Regulation of nitrogen assimilation in marine diatoms: Investigation of the importance of post-transcriptional processes

海洋硅藻氮同化的调节：转录后过程重要性的研究

• 批准号: 1052078
• 负责人: Deborah Robertson
• 金额: $ 38.54万
• 依托单位: Clark University
• 依托单位国家: 美国
• 项目类别: Continuing Grant
• 财政年份: 2011
• 资助国家: 美国
• 起止时间: 2011-04-01 至 2015-03-31
• 项目状态: 已结题
• 来源: https://www.nsf.gov/awardsearch/showAward?AWD_ID=1052078&HistoricalAwards=false
• 关键词: Regulation; nitrogen; assimilation; marine; diatoms

Diatoms are unicellular photosynthetic plankton that contribute significantly to global carbon, nitrogen, and silicate biogeochemical cycles. Diatoms are estimated to account for 40% of the carbon fixed in marine ecosystems and 20% of the primary productivity on Earth. They exhibit rapid growth in response to increases in nitrogen availability, which in marine ecosystems, varies over several spatial (meters to kms) and temporal (hours to months) scales. Thus, the productivity and ecological success of diatoms can, in part, be attributed to their ability to rapidly sense and respond to fluctuations in nitrogen source and supply. In all living cells, the regulation of gene expression is a multifaceted and dynamic process. Cells integrate intrinsic and environmental signals into multiple regulatory pathways allowing for coordinated gene expression and cellular function. This project uses molecular approaches to explore the hypothesis that in marine diatoms, post-transcriptional regulation of genes involved in nitrogen transport and assimilation is mediated by changes in messenger RNA stability and allows for rapid metabolic response to changes in nutrient source or supply. The increased availability of diatom genome sequences and advances in DNA transformation capabilities have stimulated biotechnological explorations using diatoms, including both nutritional and industrial applications. The ability to engineer and regulate gene expression post-transcriptionally will aid in the development of new biotechnological tools needed to study and regulate gene expression in diatoms. The research program provides training opportunities for undergraduate and graduate students and a post-doctoral scholar. The project will contribute to teacher training, and thus science education throughout the Worcester community, by working collaboratively with faculty in the Jacob Hiatt Center for Urban Education at Clark University to develop a K-16 "learning progression" exploring climate change while providing enhanced science training to pre- and in-service public school teachers.

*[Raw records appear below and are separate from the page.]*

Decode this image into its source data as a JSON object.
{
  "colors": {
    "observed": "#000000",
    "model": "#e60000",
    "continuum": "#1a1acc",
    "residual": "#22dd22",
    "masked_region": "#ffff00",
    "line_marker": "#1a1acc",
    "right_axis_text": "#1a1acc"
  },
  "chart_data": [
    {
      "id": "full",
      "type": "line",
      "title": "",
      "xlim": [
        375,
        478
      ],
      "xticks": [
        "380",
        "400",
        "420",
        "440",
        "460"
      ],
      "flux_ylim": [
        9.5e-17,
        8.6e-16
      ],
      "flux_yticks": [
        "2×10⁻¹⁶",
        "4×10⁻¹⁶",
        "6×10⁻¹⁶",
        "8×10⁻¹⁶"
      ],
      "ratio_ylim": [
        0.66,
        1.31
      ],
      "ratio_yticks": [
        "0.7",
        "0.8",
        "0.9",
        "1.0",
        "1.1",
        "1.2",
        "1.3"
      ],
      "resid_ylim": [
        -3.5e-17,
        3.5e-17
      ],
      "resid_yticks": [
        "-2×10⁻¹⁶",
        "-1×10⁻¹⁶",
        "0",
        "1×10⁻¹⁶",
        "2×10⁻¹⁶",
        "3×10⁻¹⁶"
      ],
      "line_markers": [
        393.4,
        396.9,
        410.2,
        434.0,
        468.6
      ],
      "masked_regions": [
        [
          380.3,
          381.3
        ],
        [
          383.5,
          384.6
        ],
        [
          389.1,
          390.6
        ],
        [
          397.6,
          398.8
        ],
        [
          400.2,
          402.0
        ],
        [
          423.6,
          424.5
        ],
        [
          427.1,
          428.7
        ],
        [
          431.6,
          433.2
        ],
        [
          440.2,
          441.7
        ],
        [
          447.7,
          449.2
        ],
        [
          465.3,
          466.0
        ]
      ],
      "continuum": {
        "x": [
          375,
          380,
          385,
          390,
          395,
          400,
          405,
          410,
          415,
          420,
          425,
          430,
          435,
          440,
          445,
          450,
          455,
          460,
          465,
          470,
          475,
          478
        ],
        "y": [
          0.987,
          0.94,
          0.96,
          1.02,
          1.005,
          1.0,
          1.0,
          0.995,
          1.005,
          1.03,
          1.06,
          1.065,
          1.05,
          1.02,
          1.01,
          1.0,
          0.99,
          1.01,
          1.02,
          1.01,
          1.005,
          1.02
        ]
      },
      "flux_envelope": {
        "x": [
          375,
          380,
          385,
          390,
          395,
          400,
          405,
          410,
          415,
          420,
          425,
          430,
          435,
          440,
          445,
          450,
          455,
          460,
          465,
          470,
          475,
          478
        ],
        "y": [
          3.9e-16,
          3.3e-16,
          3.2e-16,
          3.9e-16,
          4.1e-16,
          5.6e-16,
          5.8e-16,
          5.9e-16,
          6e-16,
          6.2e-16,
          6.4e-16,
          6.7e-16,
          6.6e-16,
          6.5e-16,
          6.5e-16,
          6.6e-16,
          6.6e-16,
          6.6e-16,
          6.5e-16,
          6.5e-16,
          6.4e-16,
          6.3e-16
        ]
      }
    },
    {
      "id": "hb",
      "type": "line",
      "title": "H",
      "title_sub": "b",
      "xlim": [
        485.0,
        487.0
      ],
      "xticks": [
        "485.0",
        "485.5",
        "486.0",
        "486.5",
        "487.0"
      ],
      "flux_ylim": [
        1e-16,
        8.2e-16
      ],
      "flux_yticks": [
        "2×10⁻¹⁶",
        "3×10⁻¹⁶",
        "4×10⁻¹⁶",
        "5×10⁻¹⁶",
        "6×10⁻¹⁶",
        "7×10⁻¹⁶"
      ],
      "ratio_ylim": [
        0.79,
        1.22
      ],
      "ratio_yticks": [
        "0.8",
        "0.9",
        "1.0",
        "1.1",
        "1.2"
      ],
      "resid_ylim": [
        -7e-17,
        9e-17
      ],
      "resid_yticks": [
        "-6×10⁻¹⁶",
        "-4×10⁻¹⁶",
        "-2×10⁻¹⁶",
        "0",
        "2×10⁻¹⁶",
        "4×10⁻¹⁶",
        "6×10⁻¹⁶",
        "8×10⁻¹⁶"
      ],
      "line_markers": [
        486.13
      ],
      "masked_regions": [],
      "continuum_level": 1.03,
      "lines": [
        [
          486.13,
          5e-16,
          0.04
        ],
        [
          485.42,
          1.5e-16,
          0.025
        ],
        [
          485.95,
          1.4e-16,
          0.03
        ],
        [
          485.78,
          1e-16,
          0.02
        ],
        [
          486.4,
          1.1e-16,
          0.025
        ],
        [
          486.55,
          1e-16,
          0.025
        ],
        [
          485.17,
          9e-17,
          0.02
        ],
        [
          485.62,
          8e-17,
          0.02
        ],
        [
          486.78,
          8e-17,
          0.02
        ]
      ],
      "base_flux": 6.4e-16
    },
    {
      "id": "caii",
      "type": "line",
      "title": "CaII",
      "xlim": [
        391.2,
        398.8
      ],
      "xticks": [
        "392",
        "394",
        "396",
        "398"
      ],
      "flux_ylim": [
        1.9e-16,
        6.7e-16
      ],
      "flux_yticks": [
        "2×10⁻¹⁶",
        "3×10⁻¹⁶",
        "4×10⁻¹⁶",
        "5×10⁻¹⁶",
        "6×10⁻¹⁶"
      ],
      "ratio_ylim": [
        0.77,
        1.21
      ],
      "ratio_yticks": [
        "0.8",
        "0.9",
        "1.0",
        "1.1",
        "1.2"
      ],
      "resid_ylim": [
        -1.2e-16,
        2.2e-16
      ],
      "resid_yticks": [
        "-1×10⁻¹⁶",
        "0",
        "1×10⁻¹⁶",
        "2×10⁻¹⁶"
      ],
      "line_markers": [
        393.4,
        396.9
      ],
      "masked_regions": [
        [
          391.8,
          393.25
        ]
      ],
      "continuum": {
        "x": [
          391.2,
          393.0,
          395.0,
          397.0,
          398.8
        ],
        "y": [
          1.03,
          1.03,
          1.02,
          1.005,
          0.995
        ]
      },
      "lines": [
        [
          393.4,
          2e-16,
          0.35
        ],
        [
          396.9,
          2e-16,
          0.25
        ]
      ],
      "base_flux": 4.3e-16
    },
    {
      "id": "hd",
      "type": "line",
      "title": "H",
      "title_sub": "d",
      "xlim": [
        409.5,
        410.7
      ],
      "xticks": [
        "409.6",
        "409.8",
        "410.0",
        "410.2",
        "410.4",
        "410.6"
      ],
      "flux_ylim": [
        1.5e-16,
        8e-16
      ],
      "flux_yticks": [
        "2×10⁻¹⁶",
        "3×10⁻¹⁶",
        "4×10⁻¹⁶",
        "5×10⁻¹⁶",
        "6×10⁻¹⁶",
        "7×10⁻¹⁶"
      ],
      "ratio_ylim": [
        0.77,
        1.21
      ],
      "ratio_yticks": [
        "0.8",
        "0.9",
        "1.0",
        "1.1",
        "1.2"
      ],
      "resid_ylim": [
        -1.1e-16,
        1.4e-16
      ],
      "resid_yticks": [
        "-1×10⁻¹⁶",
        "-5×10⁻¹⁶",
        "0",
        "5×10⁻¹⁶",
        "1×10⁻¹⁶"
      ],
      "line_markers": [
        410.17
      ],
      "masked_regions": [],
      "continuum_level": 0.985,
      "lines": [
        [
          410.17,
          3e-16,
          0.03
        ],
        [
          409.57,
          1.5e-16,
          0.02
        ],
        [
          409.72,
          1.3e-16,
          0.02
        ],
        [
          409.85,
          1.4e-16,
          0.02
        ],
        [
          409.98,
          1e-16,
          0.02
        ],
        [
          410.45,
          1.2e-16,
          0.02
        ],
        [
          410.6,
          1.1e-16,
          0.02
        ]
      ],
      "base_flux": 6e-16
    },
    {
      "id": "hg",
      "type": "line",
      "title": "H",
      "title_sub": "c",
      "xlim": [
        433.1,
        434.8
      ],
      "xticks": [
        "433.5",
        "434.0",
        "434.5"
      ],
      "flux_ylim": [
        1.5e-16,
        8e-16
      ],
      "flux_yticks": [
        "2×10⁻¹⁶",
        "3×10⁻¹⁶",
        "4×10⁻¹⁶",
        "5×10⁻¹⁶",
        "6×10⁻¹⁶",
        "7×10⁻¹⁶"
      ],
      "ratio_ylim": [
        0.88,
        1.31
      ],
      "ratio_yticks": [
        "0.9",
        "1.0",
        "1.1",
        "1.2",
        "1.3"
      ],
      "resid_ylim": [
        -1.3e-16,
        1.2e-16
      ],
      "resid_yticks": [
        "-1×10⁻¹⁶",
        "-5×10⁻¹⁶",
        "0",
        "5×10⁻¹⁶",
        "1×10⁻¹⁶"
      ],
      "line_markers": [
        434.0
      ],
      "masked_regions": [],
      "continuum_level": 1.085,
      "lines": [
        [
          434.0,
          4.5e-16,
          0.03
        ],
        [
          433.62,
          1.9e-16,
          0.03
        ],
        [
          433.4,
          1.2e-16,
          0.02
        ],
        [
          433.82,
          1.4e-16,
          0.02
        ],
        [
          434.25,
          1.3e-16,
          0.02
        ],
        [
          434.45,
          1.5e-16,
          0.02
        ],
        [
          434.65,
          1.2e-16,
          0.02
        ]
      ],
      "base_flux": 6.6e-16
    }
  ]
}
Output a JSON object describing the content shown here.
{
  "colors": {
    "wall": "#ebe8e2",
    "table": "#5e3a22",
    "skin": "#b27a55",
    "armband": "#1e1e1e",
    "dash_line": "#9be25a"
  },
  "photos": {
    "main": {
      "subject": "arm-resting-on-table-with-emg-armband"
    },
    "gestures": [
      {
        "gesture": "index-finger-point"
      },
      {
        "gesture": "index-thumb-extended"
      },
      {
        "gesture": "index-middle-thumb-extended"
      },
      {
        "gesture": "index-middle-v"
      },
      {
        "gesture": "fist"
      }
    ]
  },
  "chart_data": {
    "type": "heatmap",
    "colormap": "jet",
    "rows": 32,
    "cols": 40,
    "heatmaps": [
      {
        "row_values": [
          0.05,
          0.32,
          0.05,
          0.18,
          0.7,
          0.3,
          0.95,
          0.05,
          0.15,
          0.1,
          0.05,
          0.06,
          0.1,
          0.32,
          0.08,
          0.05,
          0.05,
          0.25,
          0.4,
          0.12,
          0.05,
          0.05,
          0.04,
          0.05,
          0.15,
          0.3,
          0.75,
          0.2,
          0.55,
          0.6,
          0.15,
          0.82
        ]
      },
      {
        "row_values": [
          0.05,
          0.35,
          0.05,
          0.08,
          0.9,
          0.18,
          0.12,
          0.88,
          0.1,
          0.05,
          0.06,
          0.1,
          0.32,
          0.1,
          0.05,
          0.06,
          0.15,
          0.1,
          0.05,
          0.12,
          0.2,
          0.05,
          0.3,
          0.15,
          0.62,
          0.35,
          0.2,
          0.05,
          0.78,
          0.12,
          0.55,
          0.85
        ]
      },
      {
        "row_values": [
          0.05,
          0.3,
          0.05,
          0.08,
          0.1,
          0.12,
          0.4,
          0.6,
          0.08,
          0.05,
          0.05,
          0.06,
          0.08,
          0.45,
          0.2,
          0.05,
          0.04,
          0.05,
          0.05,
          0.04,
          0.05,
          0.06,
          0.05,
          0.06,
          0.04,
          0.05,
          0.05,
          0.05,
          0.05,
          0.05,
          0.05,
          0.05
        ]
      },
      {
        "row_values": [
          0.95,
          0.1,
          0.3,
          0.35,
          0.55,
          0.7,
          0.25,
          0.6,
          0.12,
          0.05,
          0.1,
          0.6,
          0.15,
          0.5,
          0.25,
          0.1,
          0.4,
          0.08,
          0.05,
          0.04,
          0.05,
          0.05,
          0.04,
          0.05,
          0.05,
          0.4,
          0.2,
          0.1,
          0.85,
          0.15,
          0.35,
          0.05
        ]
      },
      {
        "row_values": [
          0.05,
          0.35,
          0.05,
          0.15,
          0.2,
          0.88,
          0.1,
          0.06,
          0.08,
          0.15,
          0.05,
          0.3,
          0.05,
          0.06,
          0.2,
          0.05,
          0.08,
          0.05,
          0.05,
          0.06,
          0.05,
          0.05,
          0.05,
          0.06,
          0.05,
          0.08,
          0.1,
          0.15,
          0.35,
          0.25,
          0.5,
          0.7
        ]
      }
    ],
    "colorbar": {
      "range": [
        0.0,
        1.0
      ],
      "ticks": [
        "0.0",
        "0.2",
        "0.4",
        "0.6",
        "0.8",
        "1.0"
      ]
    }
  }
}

硅藻是单细胞光合浮游生物，对全球碳、氮和硅酸盐生态地球化学循环有重要贡献。 据估计，硅藻占海洋生态系统固定碳的40%，占地球初级生产力的20%。 在海洋生态系统中，氮的供应量在几个空间（米到公里）和时间（小时到月）尺度上变化。 因此，硅藻的生产力和生态成功可以部分归因于它们快速感知和响应氮源和供应波动的能力。在所有活细胞中，基因表达的调节是一个多方面的动态过程。 细胞将内在和环境信号整合到多个调节途径中，从而允许协调基因表达和细胞功能。 该项目使用分子方法来探索假设，即在海洋硅藻中，参与氮运输和同化的基因的转录后调节是由信使RNA稳定性的变化介导的，并允许对营养源或供应的变化做出快速代谢反应。硅藻基因组序列的增加和DNA转化能力的进步刺激了利用硅藻的生物技术探索，包括营养和工业应用。 转录后工程和调控基因表达的能力将有助于开发研究和调控硅藻基因表达所需的新生物技术工具。该研究计划为本科生和研究生以及博士后学者提供培训机会。 该项目将有助于教师培训，从而在整个伍斯特社区的科学教育，通过与克拉克大学雅各布·希亚特城市教育中心的教师合作，开发K-16“学习进展”探索气候变化，同时提供增强的科学培训前和在职公立学校教师。